Swiss industry association Swissmem on Monday described U.S. President Donald Trump’s weekend decision to lift a temporary tariff on imports to 15% from 10% as a source of fresh disorder for global trade and a deterrent to investment activity.
Swissmem said the increase - announced over the weekend - exacerbates existing volatility and contributes to a wider climate of uncertainty that is dampening spending on investment. In a statement the group called on the Swiss government to press ahead with efforts to formalise a bilateral accord with Washington to restore legal certainty for exporters.
The association noted the backdrop for its concerns: in August the United States had imposed a 39% import duty on Swiss exports, the highest level among European countries. That was followed in November by a preliminary agreement between Bern and Washington that reduced those levies to 15%, aligning Swiss exporters with the tariff rate applied to the European Union. Switzerland has since started negotiations to make that arrangement permanent, with the United States seeking to conclude talks by the end of March.
Swissmem explicitly criticised the rapid fluctuation in U.S. policy. "U.S. President Donald Trump’s announcement that he will increase the additional tariff imposed on Friday from 10% to 15% is exacerbating the current chaos," the statement said. "Global uncertainty is huge. This is dampening investment activity." The group also highlighted a sequence of U.S. decisions: the administration initially imposed a 10% temporary tariff on Friday after the U.S. Supreme Court struck down an earlier tariff programme, then raised that duty to 15% the following day.
On the technical question of how the latest additional duties interact with the November agreement, Swissmem said it appeared the new supplemental U.S. tariffs would not be stacked onto the 15% rate already agreed between Switzerland and the United States. Nevertheless, when the additional levy is combined with a pre-existing 5% duty on industrial goods that applied before the U.S. began broadening its global tariffs last year, the effective rate for Swiss industrial exports would be roughly 20%.

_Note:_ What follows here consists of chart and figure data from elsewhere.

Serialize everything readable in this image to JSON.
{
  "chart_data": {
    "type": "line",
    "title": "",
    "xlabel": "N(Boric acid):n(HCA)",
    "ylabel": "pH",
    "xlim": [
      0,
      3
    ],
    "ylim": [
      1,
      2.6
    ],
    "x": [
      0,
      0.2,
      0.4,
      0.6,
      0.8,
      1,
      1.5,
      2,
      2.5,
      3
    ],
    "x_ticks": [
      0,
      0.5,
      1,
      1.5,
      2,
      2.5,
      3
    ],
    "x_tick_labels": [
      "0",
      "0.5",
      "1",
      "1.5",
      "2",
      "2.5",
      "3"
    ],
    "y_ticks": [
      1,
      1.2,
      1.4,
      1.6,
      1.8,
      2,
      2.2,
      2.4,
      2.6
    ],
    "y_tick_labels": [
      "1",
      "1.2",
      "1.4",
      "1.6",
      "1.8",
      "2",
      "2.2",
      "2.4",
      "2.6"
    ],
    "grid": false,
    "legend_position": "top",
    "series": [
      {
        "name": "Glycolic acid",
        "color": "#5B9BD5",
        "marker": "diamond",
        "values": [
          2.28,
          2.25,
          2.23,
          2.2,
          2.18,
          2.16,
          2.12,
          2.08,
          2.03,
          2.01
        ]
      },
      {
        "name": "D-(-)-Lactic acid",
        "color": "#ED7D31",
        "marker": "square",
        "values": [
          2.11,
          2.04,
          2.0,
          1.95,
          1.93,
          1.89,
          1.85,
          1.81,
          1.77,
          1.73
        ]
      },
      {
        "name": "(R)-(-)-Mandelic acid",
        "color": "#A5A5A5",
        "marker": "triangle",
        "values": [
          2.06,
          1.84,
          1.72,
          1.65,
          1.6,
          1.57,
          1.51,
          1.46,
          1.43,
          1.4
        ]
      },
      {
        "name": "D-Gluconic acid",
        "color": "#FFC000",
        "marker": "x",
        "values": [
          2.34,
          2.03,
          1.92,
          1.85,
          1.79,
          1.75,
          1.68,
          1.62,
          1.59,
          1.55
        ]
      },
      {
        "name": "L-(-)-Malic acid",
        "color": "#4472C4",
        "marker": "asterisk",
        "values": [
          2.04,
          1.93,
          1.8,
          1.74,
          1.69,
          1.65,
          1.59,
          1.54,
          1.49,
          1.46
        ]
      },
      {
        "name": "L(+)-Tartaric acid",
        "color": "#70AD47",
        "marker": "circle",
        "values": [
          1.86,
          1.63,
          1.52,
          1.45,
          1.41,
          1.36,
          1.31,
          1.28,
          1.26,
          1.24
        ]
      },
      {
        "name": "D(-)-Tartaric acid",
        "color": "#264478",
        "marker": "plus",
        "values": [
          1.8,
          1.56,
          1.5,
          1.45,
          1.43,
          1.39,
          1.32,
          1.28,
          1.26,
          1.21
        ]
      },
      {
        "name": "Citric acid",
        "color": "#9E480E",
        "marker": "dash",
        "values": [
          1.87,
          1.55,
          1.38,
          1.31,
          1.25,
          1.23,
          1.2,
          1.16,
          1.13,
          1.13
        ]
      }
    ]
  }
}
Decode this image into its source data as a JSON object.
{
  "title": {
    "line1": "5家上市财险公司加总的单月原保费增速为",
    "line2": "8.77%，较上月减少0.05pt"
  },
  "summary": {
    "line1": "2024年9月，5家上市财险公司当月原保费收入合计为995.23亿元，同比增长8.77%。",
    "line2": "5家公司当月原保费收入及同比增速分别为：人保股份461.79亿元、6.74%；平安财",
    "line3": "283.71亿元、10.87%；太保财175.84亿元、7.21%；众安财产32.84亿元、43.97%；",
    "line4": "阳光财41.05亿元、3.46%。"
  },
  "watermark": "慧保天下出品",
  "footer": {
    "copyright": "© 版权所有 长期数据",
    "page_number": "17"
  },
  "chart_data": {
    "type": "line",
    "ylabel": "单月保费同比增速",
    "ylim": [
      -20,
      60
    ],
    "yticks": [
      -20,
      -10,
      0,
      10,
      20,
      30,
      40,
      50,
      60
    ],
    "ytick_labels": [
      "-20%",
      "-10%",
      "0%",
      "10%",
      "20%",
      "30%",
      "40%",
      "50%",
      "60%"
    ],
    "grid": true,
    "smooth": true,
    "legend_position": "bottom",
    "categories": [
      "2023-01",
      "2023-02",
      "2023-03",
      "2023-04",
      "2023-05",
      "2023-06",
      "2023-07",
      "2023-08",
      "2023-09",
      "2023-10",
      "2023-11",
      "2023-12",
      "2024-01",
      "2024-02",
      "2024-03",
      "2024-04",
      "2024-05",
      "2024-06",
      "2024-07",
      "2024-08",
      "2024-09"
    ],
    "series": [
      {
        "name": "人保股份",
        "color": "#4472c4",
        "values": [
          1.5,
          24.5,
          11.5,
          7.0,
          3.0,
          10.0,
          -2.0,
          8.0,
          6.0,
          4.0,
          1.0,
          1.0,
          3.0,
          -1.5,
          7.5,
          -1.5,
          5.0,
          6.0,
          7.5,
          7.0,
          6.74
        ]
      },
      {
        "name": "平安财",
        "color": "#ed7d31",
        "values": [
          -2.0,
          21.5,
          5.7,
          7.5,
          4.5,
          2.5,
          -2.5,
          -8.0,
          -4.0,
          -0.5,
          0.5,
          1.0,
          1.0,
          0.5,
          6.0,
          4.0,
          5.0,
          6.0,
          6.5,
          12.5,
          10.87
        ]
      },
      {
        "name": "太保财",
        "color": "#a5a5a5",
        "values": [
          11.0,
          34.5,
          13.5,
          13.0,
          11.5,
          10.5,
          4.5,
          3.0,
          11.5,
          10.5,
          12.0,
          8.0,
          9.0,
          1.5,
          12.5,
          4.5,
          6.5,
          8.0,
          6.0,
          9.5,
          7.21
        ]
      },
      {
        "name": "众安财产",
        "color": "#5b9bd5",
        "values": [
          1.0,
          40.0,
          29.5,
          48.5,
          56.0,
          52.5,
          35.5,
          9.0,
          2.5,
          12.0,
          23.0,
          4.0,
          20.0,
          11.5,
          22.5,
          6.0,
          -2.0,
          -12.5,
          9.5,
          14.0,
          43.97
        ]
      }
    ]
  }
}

"This will significantly increase prices for American customers," Swissmem warned, while noting one limited upside for the mechanical and electrical engineering sector: comparable measures are likely to apply to competing foreign suppliers as well.
Swissmem concluded by urging Swiss negotiators to keep seeking a formal, legally binding settlement with the U.S. government to reduce the legal ambiguity facing exporters and to support investment decisions by companies operating in affected sectors.
Switzerland has eliminated its own industrial tariffs in 2024.
Key points
- Swissmem says the U.S. move to raise a temporary global tariff to 15% increases trade chaos and depresses investment activity - affecting industrial exporters and investment decisions.
- Switzerland had faced a 39% U.S. duty in August; a November deal cut U.S. levies to 15% and talks are underway to formalise that accord by the end of March.
- Combined with a pre-existing 5% industrial duty, Swissmem calculates the effective rate could reach about 20%, which may raise prices for American customers and affect the mechanical and electrical engineering sector.
Risks and uncertainties
- Policy volatility - Rapid changes in U.S. tariff levels are creating uncertainty that Swissmem says is reducing investment; this primarily impacts exporters and capital-intensive manufacturers.
- Negotiation outcome - Talks to formalise the November agreement must be concluded by the end of March if Washington’s timeline is to be met, leaving an outcome risk for Swiss exporters and trade-dependent industries.
- Cost pass-through - If effective duties approach 20% once combined with prior levies, American buyers of Swiss industrial goods could face significantly higher prices, affecting demand and competitive dynamics for the mechanical and electrical engineering sector.